Mais il en revint au plus vite, et se mit à remercier Brulette, et moi,
ainsi qu'Huriel, dans des mots si amitieux et qui lui venaient si
aisément, qu'on pouvait bien dire que ce n'était plus le même Joset qui,
si longtemps, avait répondu _Je ne sais pas_, à toute chose qu'on lui
pût dire.

Le père Bastien, ou plutôt le grand bûcheux, car on l'appelait toujours
comme ça dans son pays, posa sa musette et, du temps que Brulette et
Joset se parlaient, secoua ma main comme s'il m'eût connu de naissance.
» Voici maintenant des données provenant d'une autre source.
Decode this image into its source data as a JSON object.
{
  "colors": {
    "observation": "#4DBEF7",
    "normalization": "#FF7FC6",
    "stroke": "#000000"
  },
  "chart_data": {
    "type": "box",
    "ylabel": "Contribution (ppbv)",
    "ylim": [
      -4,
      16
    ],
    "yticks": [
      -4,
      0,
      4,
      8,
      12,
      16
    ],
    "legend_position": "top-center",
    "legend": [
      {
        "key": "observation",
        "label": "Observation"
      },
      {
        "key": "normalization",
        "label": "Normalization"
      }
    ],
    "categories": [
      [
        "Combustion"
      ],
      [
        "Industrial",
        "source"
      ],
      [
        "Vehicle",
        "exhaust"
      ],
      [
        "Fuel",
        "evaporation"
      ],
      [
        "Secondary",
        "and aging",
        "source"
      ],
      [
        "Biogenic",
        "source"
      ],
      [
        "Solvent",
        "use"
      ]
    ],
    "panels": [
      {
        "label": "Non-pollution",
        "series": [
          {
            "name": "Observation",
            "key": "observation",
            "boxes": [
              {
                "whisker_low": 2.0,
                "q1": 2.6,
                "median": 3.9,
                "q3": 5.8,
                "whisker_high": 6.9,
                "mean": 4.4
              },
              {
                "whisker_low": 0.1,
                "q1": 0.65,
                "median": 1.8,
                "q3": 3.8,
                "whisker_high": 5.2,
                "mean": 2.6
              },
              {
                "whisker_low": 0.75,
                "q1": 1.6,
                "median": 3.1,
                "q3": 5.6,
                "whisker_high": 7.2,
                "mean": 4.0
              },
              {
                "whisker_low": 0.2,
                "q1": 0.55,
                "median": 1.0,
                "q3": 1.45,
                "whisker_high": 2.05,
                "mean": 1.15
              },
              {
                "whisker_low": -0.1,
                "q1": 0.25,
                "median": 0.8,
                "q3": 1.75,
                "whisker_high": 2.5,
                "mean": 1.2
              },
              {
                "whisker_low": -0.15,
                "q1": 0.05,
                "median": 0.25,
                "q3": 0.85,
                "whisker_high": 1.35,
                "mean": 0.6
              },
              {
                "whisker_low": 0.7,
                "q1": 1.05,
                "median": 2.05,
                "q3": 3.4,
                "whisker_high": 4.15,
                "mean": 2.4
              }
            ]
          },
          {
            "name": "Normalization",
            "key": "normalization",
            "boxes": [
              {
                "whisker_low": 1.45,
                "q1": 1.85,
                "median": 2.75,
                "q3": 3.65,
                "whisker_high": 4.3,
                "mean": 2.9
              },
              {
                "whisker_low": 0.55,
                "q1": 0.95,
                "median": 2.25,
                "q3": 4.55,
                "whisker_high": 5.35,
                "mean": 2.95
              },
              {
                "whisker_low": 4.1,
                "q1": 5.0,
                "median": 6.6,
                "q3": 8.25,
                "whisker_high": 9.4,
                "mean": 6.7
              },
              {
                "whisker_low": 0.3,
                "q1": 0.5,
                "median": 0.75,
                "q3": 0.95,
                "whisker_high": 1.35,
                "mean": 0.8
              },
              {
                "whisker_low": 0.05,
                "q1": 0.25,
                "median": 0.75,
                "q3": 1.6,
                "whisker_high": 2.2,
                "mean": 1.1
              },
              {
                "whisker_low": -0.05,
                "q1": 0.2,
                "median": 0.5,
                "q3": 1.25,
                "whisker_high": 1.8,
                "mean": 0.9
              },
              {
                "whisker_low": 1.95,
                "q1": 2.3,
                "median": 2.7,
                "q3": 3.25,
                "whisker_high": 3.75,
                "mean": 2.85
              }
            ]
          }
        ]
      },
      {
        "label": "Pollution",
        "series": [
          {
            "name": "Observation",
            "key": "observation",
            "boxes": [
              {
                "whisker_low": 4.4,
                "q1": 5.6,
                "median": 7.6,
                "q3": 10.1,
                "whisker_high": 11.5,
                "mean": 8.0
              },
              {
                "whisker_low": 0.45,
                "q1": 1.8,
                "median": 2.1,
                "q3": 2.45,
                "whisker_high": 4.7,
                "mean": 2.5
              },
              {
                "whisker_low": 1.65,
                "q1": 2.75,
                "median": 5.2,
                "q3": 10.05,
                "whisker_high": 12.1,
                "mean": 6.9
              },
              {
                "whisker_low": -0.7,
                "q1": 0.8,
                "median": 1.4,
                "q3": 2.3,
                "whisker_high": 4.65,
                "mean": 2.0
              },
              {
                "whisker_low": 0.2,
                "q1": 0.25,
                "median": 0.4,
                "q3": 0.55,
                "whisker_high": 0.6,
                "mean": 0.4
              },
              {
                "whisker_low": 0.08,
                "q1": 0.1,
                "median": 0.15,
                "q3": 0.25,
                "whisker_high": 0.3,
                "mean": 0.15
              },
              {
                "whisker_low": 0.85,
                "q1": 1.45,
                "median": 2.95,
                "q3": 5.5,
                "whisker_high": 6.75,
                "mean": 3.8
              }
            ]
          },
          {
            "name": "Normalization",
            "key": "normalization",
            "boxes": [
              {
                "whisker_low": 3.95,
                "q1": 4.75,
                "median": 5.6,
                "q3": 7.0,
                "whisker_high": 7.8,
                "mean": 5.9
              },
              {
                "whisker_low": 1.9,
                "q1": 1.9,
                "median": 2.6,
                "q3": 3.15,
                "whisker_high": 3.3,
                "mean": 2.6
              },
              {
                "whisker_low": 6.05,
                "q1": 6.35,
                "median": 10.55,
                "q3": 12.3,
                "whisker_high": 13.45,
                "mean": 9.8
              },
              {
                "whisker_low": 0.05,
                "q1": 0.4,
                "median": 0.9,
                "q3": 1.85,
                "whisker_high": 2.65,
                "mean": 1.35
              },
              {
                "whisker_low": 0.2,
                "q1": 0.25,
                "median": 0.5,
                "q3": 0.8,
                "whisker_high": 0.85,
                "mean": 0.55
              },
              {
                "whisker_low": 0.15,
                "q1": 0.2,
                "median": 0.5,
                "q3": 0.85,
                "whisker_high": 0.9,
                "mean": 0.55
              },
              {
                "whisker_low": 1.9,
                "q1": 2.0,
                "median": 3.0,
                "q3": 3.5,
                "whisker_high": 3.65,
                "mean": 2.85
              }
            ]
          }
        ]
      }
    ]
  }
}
--Voilà ton ami Tiennet? dit-il à son garçon. Eh bien, sa figure me
revient et sa corporence aussi; car je gage que j'aurais peine à le
tourer, et j'ai toujours vu que les hommes les plus forts étaient les
plus doux. Je l'ai vu dans toi, mon Huriel, et dans moi-même qui me suis
toujours senti en bonne disposition d'aimer mon prochain plutôt que de
l'écraser. Or donc, Tiennet, sois le bienvenu dans nos forêts sauvages:
tu n'y trouveras point du beau pain de pur froment et des salades de
toutes sortes comme dans ton jardin; mais nous tâcherons de te régaler
de bonne causerie et de franche amitié. Je vois que tu as accompagné la
belle fille de Nohant, qui est comme la soeur et la petite mère à notre
Joset. C'est bien fait à vous, car le courage lui manquait pour guérir;
mais, à présent, je n'en serai plus en peine, et ce médecin-là me paraît
bon.

Il disait ainsi, en regardant Joset, qui s'était assis sur ses talons
aux pieds de Brulette et lui tenait la main en l'examinant de tous ses
yeux, et la questionnant sur sa mère, sur le père Brulet, sur les
voisins, les voisines et toute la paroissée.

Brulette, voyant que le grand bûcheux parlait d'elle, vint à lui, et
lui fit excuse de ne l'avoir point salué en premier; mais lui, sans plus
de façon, la prit par le corps et l'éleva sur la roche comme pour la
voir d'entier, ainsi qu'une bonne sainte ou toute autre chose précieuse;
et, la reposant à terre, il l'embrassa au front, disant à Joset qui
rougissait autant que Brulette:--Tu me disais bien! c'est joli de tout
en tout, et voilà, je pense, une pièce sans tache ni défaut. L'âme et le
corps sont de la meilleure qualité qu'il y ait: ça se voit à travers les
yeux. Et dis-moi donc, Huriel, je ne peux pas savoir, moi qui suis
aveuglé sur mes enfants, si elle est plus jolie que ta soeur; mais il me
semble qu'elle ne l'est pas moins, et que si elles étaient à moi toutes
les deux, je ne saurais de laquelle me dire le plus fier. Voyons,
Brulette, n'ayez point honte d'être belle, et n'en soyez pas vaine non
plus. L'ouvrier qui façonne si bien les créatures de ce monde ne vous a
pas consultée, et vous n'êtes pour rien dans son ouvrage; mais ce qu'il
fait pour nous, on peut le gâter par folie ou sottise, et je vois, à
votre air, que, loin de là, vous respectez ses dons en vous-même. Oui,
oui, vous êtes une belle jeunesse, saine de coeur et droite d'esprit; je
vous connais assez, puisque vous voilà ici, venant réconforter ce pauvre
enfant qui vous appelait comme la terre appelle la pluie. Bien d'autres
n'eussent pas fait comme vous, et, pour cela, je vous estime. Aussi, je
vous demande vos amitiés pour moi, qui vous serai ici un père, et pour
mes deux enfants, qui vous seront frère et soeur.